I won't pretend it was all smooth. But here's the approach that finally worked, written the way I'd explain it to a friend over coffee rather than as a dry tutorial.

Picking a model and shrinking it down

Start with a model that's actually meant for phones — don't try to cram a giant server model in and hope for the best, I tried, it doesn't end well. Grab a mobile-friendly architecture and convert it to the .tflite format.

Then quantize it. Int8 quantization makes the model smaller and the inference faster, and for pose detection the accuracy hit was so small I couldn't see it in practice. Easy win, take it.

import tensorflow as tf

converter = tf.lite.TFLiteConverter.from_saved_model("pose_model")

# Int8 quantization: smaller file, faster inference.
converter.optimizations = [tf.lite.Optimize.DEFAULT]
converter.representative_dataset = representative_data_gen

with open("pose.tflite", "wb") as f:
    f.write(converter.convert())

Getting it talking to Flutter

The tflite_flutter package hands you the interpreter directly, which is exactly what you want. You feed it camera frames, read the output tensors back out, and map those numbers onto keypoints on the body.

The one rule I'd carve into stone: do this work off the UI isolate. The moment inference and the camera preview fight over the same thread, the preview stutters and the whole thing feels cheap. Keep them apart and it stays smooth.

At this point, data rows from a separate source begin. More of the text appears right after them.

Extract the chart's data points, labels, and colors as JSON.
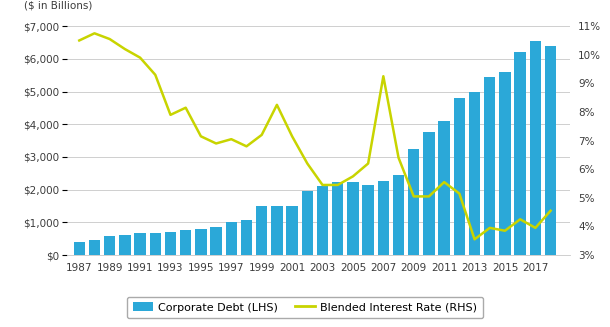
{
  "years": [
    1987,
    1988,
    1989,
    1990,
    1991,
    1992,
    1993,
    1994,
    1995,
    1996,
    1997,
    1998,
    1999,
    2000,
    2001,
    2002,
    2003,
    2004,
    2005,
    2006,
    2007,
    2008,
    2009,
    2010,
    2011,
    2012,
    2013,
    2014,
    2015,
    2016,
    2017,
    2018
  ],
  "corporate_debt": [
    400,
    450,
    575,
    610,
    660,
    670,
    700,
    770,
    810,
    870,
    1000,
    1060,
    1500,
    1510,
    1500,
    1950,
    2100,
    2230,
    2230,
    2150,
    2250,
    2460,
    3250,
    3750,
    4100,
    4800,
    5000,
    5450,
    5600,
    6200,
    6550,
    6400
  ],
  "blended_rate": [
    10.5,
    10.75,
    10.55,
    10.2,
    9.9,
    9.3,
    7.9,
    8.15,
    7.15,
    6.9,
    7.05,
    6.8,
    7.2,
    8.25,
    7.15,
    6.2,
    5.45,
    5.45,
    5.75,
    6.2,
    9.25,
    6.4,
    5.05,
    5.05,
    5.55,
    5.15,
    3.55,
    3.95,
    3.85,
    4.25,
    3.95,
    4.55
  ],
  "bar_color": "#2ba8d8",
  "line_color": "#c8d400",
  "ylabel_left": "($ in Billions)",
  "ylim_left": [
    0,
    7000
  ],
  "ylim_right": [
    3,
    11
  ],
  "yticks_left": [
    0,
    1000,
    2000,
    3000,
    4000,
    5000,
    6000,
    7000
  ],
  "yticks_right": [
    3,
    4,
    5,
    6,
    7,
    8,
    9,
    10,
    11
  ],
  "legend_label_bar": "Corporate Debt (LHS)",
  "legend_label_line": "Blended Interest Rate (RHS)",
  "background_color": "#ffffff",
  "grid_color": "#c8c8c8",
  "axis_text_color": "#3c3c3c",
  "tick_fontsize": 7.5
}
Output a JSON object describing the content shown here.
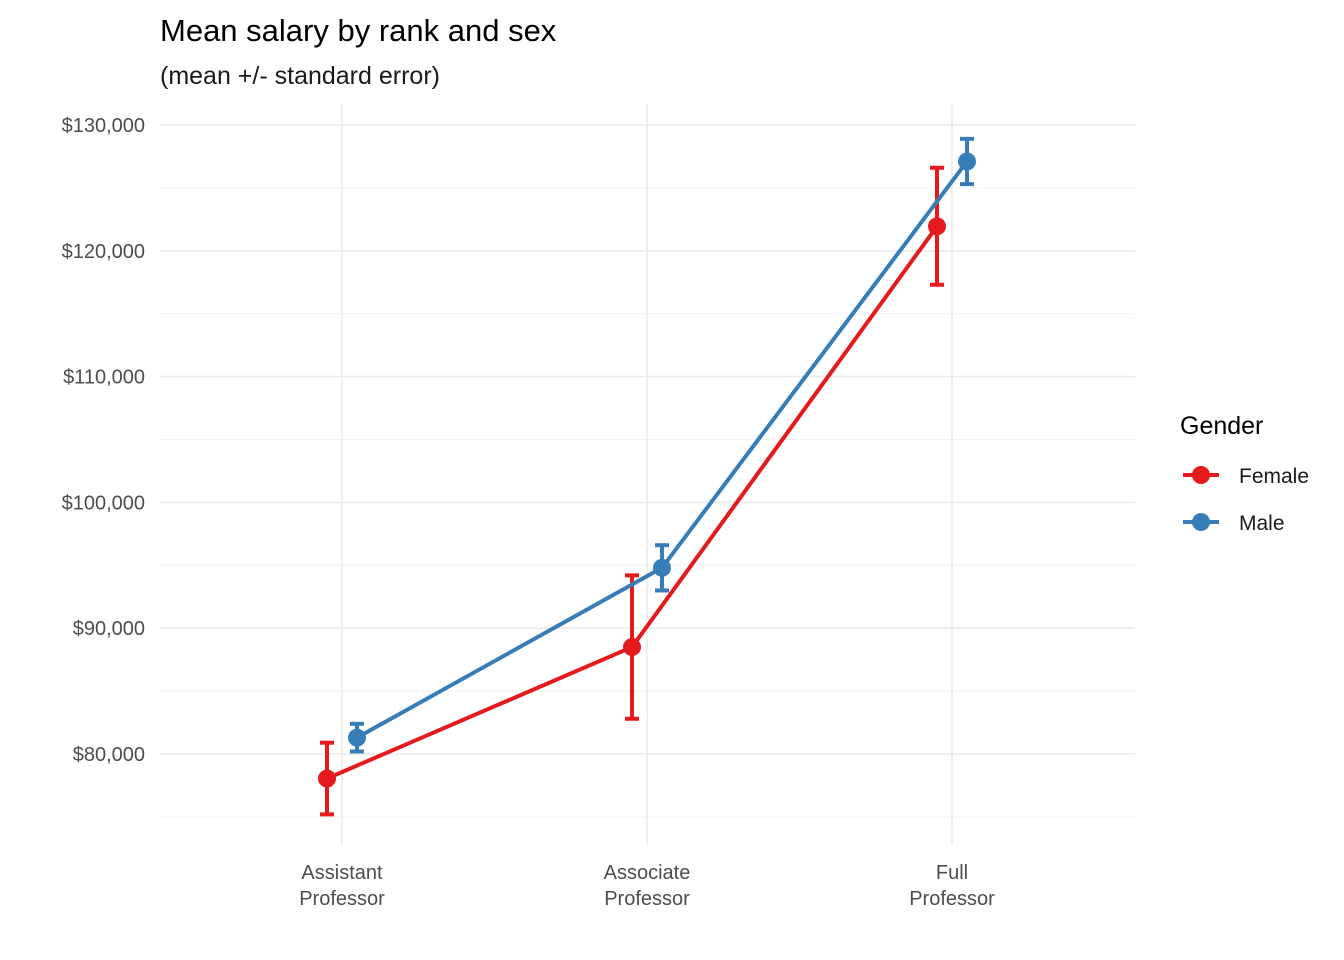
{
  "chart_data": {
    "type": "line",
    "title": "Mean salary by rank and sex",
    "subtitle": "(mean +/- standard error)",
    "xlabel": "",
    "ylabel": "",
    "categories": [
      "Assistant Professor",
      "Associate Professor",
      "Full Professor"
    ],
    "category_tick_lines": [
      [
        "Assistant",
        "Professor"
      ],
      [
        "Associate",
        "Professor"
      ],
      [
        "Full",
        "Professor"
      ]
    ],
    "y_ticks": [
      80000,
      90000,
      100000,
      110000,
      120000,
      130000
    ],
    "y_tick_labels": [
      "$80,000",
      "$90,000",
      "$100,000",
      "$110,000",
      "$120,000",
      "$130,000"
    ],
    "ylim": [
      73000,
      131700
    ],
    "grid": true,
    "legend": {
      "title": "Gender",
      "placement": "right"
    },
    "series": [
      {
        "name": "Female",
        "color": "#e41a1c",
        "values": [
          78050,
          88500,
          121950
        ],
        "se_lower": [
          75200,
          82800,
          117300
        ],
        "se_upper": [
          80900,
          94200,
          126600
        ]
      },
      {
        "name": "Male",
        "color": "#377eb8",
        "values": [
          81300,
          94800,
          127100
        ],
        "se_lower": [
          80200,
          93000,
          125300
        ],
        "se_upper": [
          82400,
          96600,
          128900
        ]
      }
    ]
  }
}
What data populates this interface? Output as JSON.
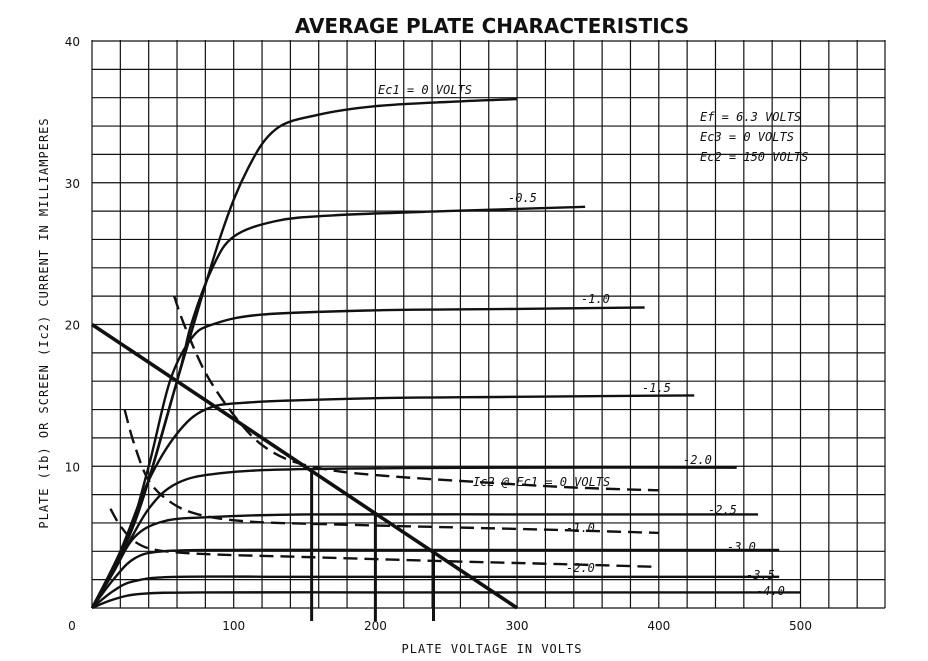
{
  "chart_data": {
    "type": "line",
    "title": "AVERAGE PLATE CHARACTERISTICS",
    "xlabel": "PLATE VOLTAGE IN VOLTS",
    "ylabel": "PLATE (Ib) OR SCREEN (Ic2) CURRENT IN MILLIAMPERES",
    "xlim": [
      0,
      560
    ],
    "ylim": [
      0,
      40
    ],
    "x_ticks": [
      "0",
      "100",
      "200",
      "300",
      "400",
      "500"
    ],
    "y_ticks": [
      "10",
      "20",
      "30",
      "40"
    ],
    "grid": true,
    "conditions": [
      "Ef = 6.3 VOLTS",
      "Ec3 = 0 VOLTS",
      "Ec2 = 150 VOLTS"
    ],
    "plate_curves": [
      {
        "label": "Ec1 = 0 VOLTS",
        "points": [
          [
            0,
            0
          ],
          [
            30,
            6
          ],
          [
            60,
            16
          ],
          [
            90,
            26
          ],
          [
            110,
            31
          ],
          [
            130,
            33.8
          ],
          [
            160,
            34.8
          ],
          [
            200,
            35.4
          ],
          [
            250,
            35.7
          ],
          [
            300,
            35.9
          ]
        ]
      },
      {
        "label": "-0.5",
        "points": [
          [
            0,
            0
          ],
          [
            30,
            6
          ],
          [
            60,
            16
          ],
          [
            70,
            20
          ],
          [
            85,
            24
          ],
          [
            100,
            26.2
          ],
          [
            130,
            27.3
          ],
          [
            170,
            27.7
          ],
          [
            250,
            28.0
          ],
          [
            348,
            28.3
          ]
        ]
      },
      {
        "label": "-1.0",
        "points": [
          [
            0,
            0
          ],
          [
            25,
            5
          ],
          [
            40,
            10
          ],
          [
            55,
            16
          ],
          [
            70,
            19
          ],
          [
            85,
            20
          ],
          [
            120,
            20.7
          ],
          [
            200,
            21.0
          ],
          [
            300,
            21.1
          ],
          [
            390,
            21.2
          ]
        ]
      },
      {
        "label": "-1.5",
        "points": [
          [
            0,
            0
          ],
          [
            20,
            4
          ],
          [
            40,
            9
          ],
          [
            60,
            12.3
          ],
          [
            80,
            14
          ],
          [
            110,
            14.5
          ],
          [
            200,
            14.8
          ],
          [
            300,
            14.9
          ],
          [
            425,
            15.0
          ]
        ]
      },
      {
        "label": "-2.0",
        "points": [
          [
            0,
            0
          ],
          [
            20,
            3.5
          ],
          [
            40,
            7
          ],
          [
            60,
            8.8
          ],
          [
            90,
            9.5
          ],
          [
            150,
            9.8
          ],
          [
            300,
            9.9
          ],
          [
            455,
            9.9
          ]
        ]
      },
      {
        "label": "-2.5",
        "points": [
          [
            0,
            0
          ],
          [
            15,
            2.5
          ],
          [
            30,
            5
          ],
          [
            50,
            6.1
          ],
          [
            80,
            6.4
          ],
          [
            150,
            6.6
          ],
          [
            300,
            6.6
          ],
          [
            470,
            6.6
          ]
        ]
      },
      {
        "label": "-3.0",
        "points": [
          [
            0,
            0
          ],
          [
            15,
            2
          ],
          [
            30,
            3.5
          ],
          [
            50,
            4
          ],
          [
            100,
            4.1
          ],
          [
            200,
            4.1
          ],
          [
            300,
            4.1
          ],
          [
            485,
            4.1
          ]
        ]
      },
      {
        "label": "-3.5",
        "points": [
          [
            0,
            0
          ],
          [
            15,
            1.2
          ],
          [
            30,
            1.9
          ],
          [
            60,
            2.2
          ],
          [
            150,
            2.2
          ],
          [
            300,
            2.2
          ],
          [
            485,
            2.2
          ]
        ]
      },
      {
        "label": "-4.0",
        "points": [
          [
            0,
            0
          ],
          [
            15,
            0.6
          ],
          [
            35,
            1.0
          ],
          [
            80,
            1.1
          ],
          [
            200,
            1.1
          ],
          [
            300,
            1.1
          ],
          [
            500,
            1.1
          ]
        ]
      }
    ],
    "screen_curves": [
      {
        "label": "Ic2 @ Ec1 = 0 VOLTS",
        "points": [
          [
            58,
            22
          ],
          [
            65,
            20
          ],
          [
            78,
            17
          ],
          [
            90,
            15
          ],
          [
            105,
            13
          ],
          [
            120,
            11.5
          ],
          [
            140,
            10.4
          ],
          [
            170,
            9.7
          ],
          [
            210,
            9.3
          ],
          [
            270,
            8.9
          ],
          [
            340,
            8.5
          ],
          [
            400,
            8.3
          ]
        ]
      },
      {
        "label": "-1.0",
        "points": [
          [
            23,
            14
          ],
          [
            30,
            11.5
          ],
          [
            40,
            9
          ],
          [
            55,
            7.5
          ],
          [
            75,
            6.6
          ],
          [
            110,
            6.1
          ],
          [
            170,
            5.9
          ],
          [
            250,
            5.7
          ],
          [
            330,
            5.5
          ],
          [
            400,
            5.3
          ]
        ]
      },
      {
        "label": "-2.0",
        "points": [
          [
            13,
            7
          ],
          [
            20,
            5.8
          ],
          [
            30,
            4.7
          ],
          [
            45,
            4.1
          ],
          [
            80,
            3.8
          ],
          [
            150,
            3.6
          ],
          [
            250,
            3.3
          ],
          [
            330,
            3.1
          ],
          [
            400,
            2.9
          ]
        ]
      }
    ],
    "load_line": {
      "points": [
        [
          0,
          20
        ],
        [
          300,
          0
        ]
      ]
    },
    "operating_points": [
      {
        "x": 155,
        "y": 9.7
      },
      {
        "x": 200,
        "y": 6.7
      },
      {
        "x": 241,
        "y": 3.9
      }
    ]
  }
}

import 'package:tflite_flutter/tflite_flutter.dart';

final interpreter = await Interpreter.fromAsset('pose.tflite');

// input: one camera frame -> output: 17 keypoints (x, y, score)
final output = List.filled(17 * 3, 0.0).reshape([1, 17, 3]);
interpreter.run(input, output);

final keypoints = parseKeypoints(output);

Actually hitting real-time on mid-range phones

This is where the rubber meets the road. Turn on the GPU delegate when the device has one, and fall back gracefully to NNAPI or plain CPU when it doesn't — don't assume, just check and degrade nicely.

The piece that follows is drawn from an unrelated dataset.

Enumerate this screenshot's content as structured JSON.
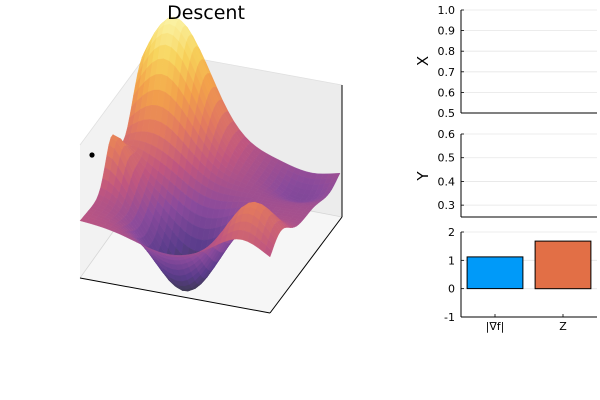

Run inference at the lowest resolution that still gives you accurate keypoints, not a pixel more. And when the device can't keep up, skip frames instead of queueing them. A dropped frame is invisible; a growing backlog turns into lag you can feel. That trade-off is the whole game.

final options = InterpreterOptions();

try {
  options.addDelegate(GpuDelegateV2());        // fastest, when available
} catch (_) {
  options.threads = 4;                          // graceful CPU fallback
}

final interpreter = await Interpreter.fromAsset('pose.tflite', options: options);

// Drop the frame if we're still busy — never queue a backlog.
if (!isBusy) runInference(frame);